Finally, we can calculate the total uncertainty for each centroid using the formula above:

.. jupyter-execute::

    for centroid, centroid_uncertainty, cal_unc in zip(centroids[:, 0], centroids[:, 1], calibration_unc):
        total_unc = np.sqrt(centroid_uncertainty ** 2 + cal_unc ** 2 + sys_unc ** 2)

        print(f'{centroid:4.4f} +/- {total_unc:5.4f}')

These are the values that should be published in a paper. They take into account
not only the fit uncertainty, but also the calibration and systematic uncertainties.

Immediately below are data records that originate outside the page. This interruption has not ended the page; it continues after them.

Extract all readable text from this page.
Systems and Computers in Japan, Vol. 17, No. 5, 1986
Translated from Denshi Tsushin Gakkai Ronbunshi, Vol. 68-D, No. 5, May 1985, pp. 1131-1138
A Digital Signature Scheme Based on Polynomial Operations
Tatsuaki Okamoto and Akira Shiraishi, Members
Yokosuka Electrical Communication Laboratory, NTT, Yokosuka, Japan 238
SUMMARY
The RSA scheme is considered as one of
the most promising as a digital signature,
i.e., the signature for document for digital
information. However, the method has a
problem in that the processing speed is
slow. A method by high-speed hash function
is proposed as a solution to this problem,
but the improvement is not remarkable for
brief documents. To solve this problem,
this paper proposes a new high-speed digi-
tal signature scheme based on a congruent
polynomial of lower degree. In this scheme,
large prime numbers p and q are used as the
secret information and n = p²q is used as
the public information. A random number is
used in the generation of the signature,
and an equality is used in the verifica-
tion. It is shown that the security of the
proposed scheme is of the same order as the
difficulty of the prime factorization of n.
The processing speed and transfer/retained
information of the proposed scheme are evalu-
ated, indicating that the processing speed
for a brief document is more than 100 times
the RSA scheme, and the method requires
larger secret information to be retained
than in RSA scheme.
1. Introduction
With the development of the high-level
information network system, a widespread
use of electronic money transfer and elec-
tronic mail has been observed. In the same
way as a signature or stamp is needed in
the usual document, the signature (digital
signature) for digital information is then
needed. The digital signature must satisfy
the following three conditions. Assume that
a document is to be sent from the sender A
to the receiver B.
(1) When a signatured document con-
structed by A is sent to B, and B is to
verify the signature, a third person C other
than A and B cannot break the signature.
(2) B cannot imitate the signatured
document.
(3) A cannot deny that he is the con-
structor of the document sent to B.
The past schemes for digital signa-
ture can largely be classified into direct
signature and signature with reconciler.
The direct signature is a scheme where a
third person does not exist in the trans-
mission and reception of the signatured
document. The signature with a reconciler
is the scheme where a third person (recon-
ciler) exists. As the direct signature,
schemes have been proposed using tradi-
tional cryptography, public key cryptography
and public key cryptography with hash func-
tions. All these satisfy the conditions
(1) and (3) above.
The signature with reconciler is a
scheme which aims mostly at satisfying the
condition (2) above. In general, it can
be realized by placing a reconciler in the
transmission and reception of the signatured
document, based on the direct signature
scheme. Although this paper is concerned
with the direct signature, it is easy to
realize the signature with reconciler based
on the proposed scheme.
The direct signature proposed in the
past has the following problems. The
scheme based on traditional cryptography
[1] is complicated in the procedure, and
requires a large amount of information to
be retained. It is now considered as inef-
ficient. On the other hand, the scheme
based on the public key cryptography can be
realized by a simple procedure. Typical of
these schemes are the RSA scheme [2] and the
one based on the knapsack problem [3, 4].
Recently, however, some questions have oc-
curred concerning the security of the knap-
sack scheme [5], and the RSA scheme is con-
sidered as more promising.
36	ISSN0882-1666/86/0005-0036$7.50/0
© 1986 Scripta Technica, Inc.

Estimation of Systematic Uncertainty
=====================================

One measure of goodness-of-fit is the reduced chi-squared (A.K.A. :math:`\chi^2_{\nu}`),
defined as:

.. math::

  \chi^2_{\nu} = \frac{1}{n - m} \sum{\frac{(y_{observed} - y_{calculated})^2}{\sigma ^ 2}}

If there are no systematic errors in your experiment, then :math:`\chi^2_{\nu}`
should be close to 1. Values significantly less than 1 suggest you are *overestimating*
your uncertainties, while values greater than 1 suggest you are *underestimating*
your uncertainties.

To reduce the chance of publishing over confident uncertainties, euv_fitting adds
a systematic uncertainty in quadrature with the channel and literature uncertainties
if the :math:`\chi^2_{\nu}` is greather than 1. The systematic uncertainty is slowly increased
until :math:`\chi^2_{\nu}` equals 1, as shown below.


.. jupyter-execute::
    :hide-code:

    sys_test = np.linspace(0, 0.005, 25)

    res = []
    for sys in sys_test:
      chi_square = Ne_cal.eval_chi_square(sys, Ne_cal.f3, target = 0)
      res.append(chi_square)


    plt.plot(sys_test, res, 'xb')
    plt.hlines(1, np.min(sys_test), np.max(sys_test), 'r', '--')
    plt.xlabel('Systematic Uncertainty')
    plt.ylabel('Reduced Chi Squared')
    plt.title('Search for Best Systematic Uncertainty')
    plt.show()